Performance of ChatGPT on USMLE (Kung et al., 2023)

In February 2023 PLOS Digital Health published “Performance of ChatGPT on USMLE: Potential for AI-assisted medical education using large language models,” by Tiffany Kung and colleagues at AnsibleHealth and several US medical schools. The study tested ChatGPT - the general-purpose model OpenAI had released only weeks earlier - on questions drawn from the three-step United States Medical Licensing Examination, the sequence every US physician must pass.

Across the three steps and several question formats, ChatGPT’s accuracy ranged roughly from the mid-40s to the high-60s in percent: about 45 to 75 percent on Step 1, 54 to 62 percent on Step 2CK, and 62 to 69 percent on Step 3. The USMLE passing threshold sits at approximately 60 percent. The authors concluded that ChatGPT “performed at or near the passing threshold for all three exams without any specialized training or reinforcement.”

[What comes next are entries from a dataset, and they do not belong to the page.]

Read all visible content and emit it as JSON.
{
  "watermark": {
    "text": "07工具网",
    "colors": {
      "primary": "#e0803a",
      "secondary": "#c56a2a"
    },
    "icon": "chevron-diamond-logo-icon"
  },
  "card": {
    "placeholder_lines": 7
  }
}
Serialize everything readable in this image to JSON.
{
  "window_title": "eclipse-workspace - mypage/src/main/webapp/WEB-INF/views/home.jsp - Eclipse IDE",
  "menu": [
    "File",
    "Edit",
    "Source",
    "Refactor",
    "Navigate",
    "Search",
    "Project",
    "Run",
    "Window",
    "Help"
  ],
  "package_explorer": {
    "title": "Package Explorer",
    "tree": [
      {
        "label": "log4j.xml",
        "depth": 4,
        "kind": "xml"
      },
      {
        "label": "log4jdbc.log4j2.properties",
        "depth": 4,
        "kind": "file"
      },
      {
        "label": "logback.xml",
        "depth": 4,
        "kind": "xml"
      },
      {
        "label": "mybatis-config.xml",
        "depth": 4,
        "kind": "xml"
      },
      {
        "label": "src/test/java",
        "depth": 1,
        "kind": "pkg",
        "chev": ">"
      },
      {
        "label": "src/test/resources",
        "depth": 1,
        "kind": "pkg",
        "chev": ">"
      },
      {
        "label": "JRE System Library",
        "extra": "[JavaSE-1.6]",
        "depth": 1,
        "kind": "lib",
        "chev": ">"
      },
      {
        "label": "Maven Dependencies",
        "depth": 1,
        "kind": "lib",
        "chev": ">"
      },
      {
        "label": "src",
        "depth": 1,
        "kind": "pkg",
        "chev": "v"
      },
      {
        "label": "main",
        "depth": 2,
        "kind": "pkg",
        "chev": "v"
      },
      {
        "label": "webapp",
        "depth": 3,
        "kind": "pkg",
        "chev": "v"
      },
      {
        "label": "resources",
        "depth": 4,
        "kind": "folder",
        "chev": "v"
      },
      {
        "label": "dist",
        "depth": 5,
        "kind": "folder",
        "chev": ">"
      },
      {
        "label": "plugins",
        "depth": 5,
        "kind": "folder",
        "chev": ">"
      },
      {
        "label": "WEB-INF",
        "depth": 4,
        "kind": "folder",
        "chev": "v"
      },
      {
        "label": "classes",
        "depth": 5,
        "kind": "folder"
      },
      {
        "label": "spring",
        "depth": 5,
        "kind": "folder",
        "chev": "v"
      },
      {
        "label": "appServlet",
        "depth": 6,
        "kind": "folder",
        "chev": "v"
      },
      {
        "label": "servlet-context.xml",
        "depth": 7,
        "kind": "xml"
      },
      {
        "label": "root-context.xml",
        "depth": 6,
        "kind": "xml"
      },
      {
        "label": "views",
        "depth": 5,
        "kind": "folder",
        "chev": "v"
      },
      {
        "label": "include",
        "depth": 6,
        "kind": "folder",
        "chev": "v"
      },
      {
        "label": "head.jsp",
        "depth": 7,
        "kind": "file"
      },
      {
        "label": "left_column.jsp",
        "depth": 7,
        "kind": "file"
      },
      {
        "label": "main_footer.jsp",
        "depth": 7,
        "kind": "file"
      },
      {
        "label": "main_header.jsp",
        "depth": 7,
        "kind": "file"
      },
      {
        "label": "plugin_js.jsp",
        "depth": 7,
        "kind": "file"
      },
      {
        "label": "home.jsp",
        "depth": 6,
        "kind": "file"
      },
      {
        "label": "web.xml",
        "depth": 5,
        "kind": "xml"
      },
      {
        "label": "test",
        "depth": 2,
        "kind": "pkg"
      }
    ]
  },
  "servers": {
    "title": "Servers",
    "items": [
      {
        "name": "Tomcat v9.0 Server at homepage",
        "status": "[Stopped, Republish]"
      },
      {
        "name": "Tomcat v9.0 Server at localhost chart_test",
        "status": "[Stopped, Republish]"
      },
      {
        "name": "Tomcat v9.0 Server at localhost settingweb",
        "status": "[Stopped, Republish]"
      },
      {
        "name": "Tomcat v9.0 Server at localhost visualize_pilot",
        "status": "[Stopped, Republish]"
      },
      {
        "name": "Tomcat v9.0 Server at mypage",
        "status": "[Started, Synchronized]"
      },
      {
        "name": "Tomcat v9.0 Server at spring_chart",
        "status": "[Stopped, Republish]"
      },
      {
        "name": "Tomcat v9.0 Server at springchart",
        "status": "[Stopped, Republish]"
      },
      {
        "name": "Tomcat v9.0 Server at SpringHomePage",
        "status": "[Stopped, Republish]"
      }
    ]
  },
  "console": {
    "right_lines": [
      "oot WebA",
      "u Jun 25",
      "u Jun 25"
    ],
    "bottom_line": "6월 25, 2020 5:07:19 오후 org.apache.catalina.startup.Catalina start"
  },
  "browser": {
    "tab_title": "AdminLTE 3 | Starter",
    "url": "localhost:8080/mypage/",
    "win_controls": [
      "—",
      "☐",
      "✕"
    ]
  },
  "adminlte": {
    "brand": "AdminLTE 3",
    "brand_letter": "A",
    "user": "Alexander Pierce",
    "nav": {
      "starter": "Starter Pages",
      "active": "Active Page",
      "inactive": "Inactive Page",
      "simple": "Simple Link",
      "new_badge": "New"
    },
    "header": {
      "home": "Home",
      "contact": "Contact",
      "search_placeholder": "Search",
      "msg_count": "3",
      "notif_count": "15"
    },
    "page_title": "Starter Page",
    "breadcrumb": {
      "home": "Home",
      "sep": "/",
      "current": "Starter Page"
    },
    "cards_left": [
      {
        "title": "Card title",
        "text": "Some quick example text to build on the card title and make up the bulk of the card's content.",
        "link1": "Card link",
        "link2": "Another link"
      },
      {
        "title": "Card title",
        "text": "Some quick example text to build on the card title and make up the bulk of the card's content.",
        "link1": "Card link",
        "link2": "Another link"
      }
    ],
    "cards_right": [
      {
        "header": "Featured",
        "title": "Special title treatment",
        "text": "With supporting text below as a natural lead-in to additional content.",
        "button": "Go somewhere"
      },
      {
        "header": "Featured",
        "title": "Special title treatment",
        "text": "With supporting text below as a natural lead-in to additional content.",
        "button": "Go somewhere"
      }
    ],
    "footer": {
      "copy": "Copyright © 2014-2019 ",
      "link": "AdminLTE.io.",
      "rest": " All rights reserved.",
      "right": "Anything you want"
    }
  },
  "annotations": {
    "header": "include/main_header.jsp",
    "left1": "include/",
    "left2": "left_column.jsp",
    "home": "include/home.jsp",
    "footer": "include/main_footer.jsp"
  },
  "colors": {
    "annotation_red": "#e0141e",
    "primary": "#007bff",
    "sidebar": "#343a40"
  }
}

The result drew wide attention because the model was not built for medicine. Human candidates typically spend hundreds of hours preparing for each step; a general chatbot landed near passing with none of that domain training. The paper also noted that ChatGPT produced coherent explanations for its answers, which the authors saw as a potential aid to medical education.

The study is best read alongside the cautions that accompanied it and the medical-LLM work that followed, such as Med-PaLM. Passing a licensing exam measures recall and reasoning on structured questions; it does not measure whether a model’s free-text clinical advice is accurate, complete, or safe. The exam result was a striking benchmark, not a clearance to practice.